The Leicester Hangover and Relegation Reality
Hermansen isn’t sugarcoating anything. He lived through Leicester’s Premier League exit last season, and he knows exactly how heavy that pressure feels. When you’re stuck at the bottom of the table for months, fear starts creeping into training sessions and matchdays. It’s hard to play freely when every mistake feels like it could cost you your top-flight status. He admitted that carrying that emotional weight is exhausting, but he’s also using it as fuel. Instead of letting the anxiety paralyze the squad, he’s pushing everyone to remember what actually works: sticking together and trusting the process. The recent Wolves victory proved they can still dominate when they play without that fear hanging over them, but consistency is the next hurdle.
Getting Dropped, Grinding in Silence, and Earning It Back
His personal season has been a wild ride. West Ham brought him in during the summer to be the immediate starter, but things went sideways fast. Four league games in, the team had shipped eleven goals, and the coaching staff pulled the plug, handing the gloves to Alphonse Areola. Most players would sulk or push for a loan move. Hermansen just went to work. He spent months training without match minutes, focusing heavily on his mental approach. He’s naturally an emotional player, so he had to learn how to separate his feelings from his job on the pitch. That discipline paid off. He finally got his shot again in an FA Cup tie against QPR in January, followed by a league return at Burnley in early February. Since then, he’s been arguably the busiest and most reliable keeper in the division, racking up more saves than anyone else and keeping four clean sheets in eight outings.
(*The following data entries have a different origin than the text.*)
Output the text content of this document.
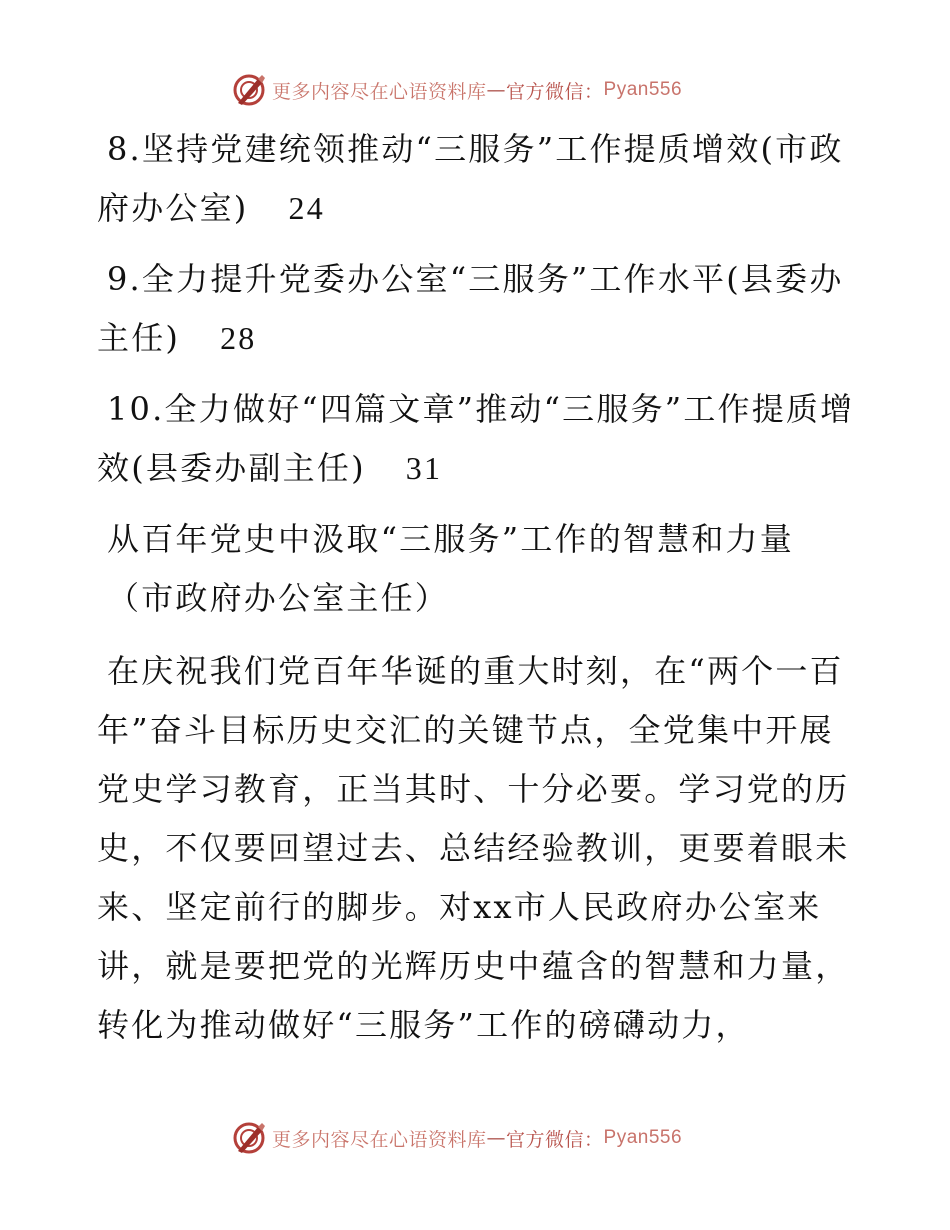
更多内容尽在心语资料库 — 官方微信： Pyan556

8.坚持党建统领推动“三服务”工作提质增效(市政府办公室) 24

9.全力提升党委办公室“三服务”工作水平(县委办主任) 28

10.全力做好“四篇文章”推动“三服务”工作提质增效(县委办副主任) 31

从百年党史中汲取“三服务”工作的智慧和力量

（市政府办公室主任）

在庆祝我们党百年华诞的重大时刻，在“两个一百年”奋斗目标历史交汇的关键节点，全党集中开展党史学习教育，正当其时、十分必要。学习党的历史，不仅要回望过去、总结经验教训，更要着眼未来、坚定前行的脚步。对xx市人民政府办公室来讲，就是要把党的光辉历史中蕴含的智慧和力量，转化为推动做好“三服务”工作的磅礴动力，

更多内容尽在心语资料库 — 官方微信： Pyan556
Why Unity Might Be Their Best Survival Tool
Tactics and formations matter, but Hermansen keeps circling back to one thing: locker room chemistry. West Ham’s squad is packed with strong personalities, and instead of letting that cause friction, they’re using it to keep standards high. When you’re in a relegation dogfight that could drag on until the final weekend, you need guys who will run through walls for each other. Rivals like Tottenham, Nottingham Forest, and Leeds United are all tangled up in the same mess, so margins are razor-thin. The goalkeeper believes that if they maintain this level of trust and keep backing each other through the ugly moments, they have more than enough quality to stay up. It’s not about flashy football right now; it’s about grinding out results and protecting each other.
Quick Breakdown of His Season Turnaround
- Summer signing expected to start immediately
- Dropped after four matches (11 goals conceded)
- Months of isolated training and mental reset
- January FA Cup return vs QPR broke the drought
- February Premier League comeback at Burnley
- Currently leads the league in total saves since reinstatement
- Four clean sheets in his last eight appearances
Key Takeaways
- Hermansen’s Leicester relegation experience is shaping how he handles West Ham’s current survival fight.
- Being dropped early in the season forced a mental reset that ultimately improved his on-pitch consistency.
- Since February, his shot-stopping numbers and clean sheet record have been elite.
- Squad unity and mutual trust are being treated as the main weapons against relegation.
- The Wolves win eased immediate pressure, but the battle will likely go down to the final weeks.
The bottom line is pretty straightforward. West Ham finally have their first-choice keeper playing with confidence, and the squad seems to have shaken off the worst of the relegation panic. They still have a grind ahead of them, but the foundation is there. If they keep this level of focus and stop letting fear dictate their play, staying up is completely in their hands.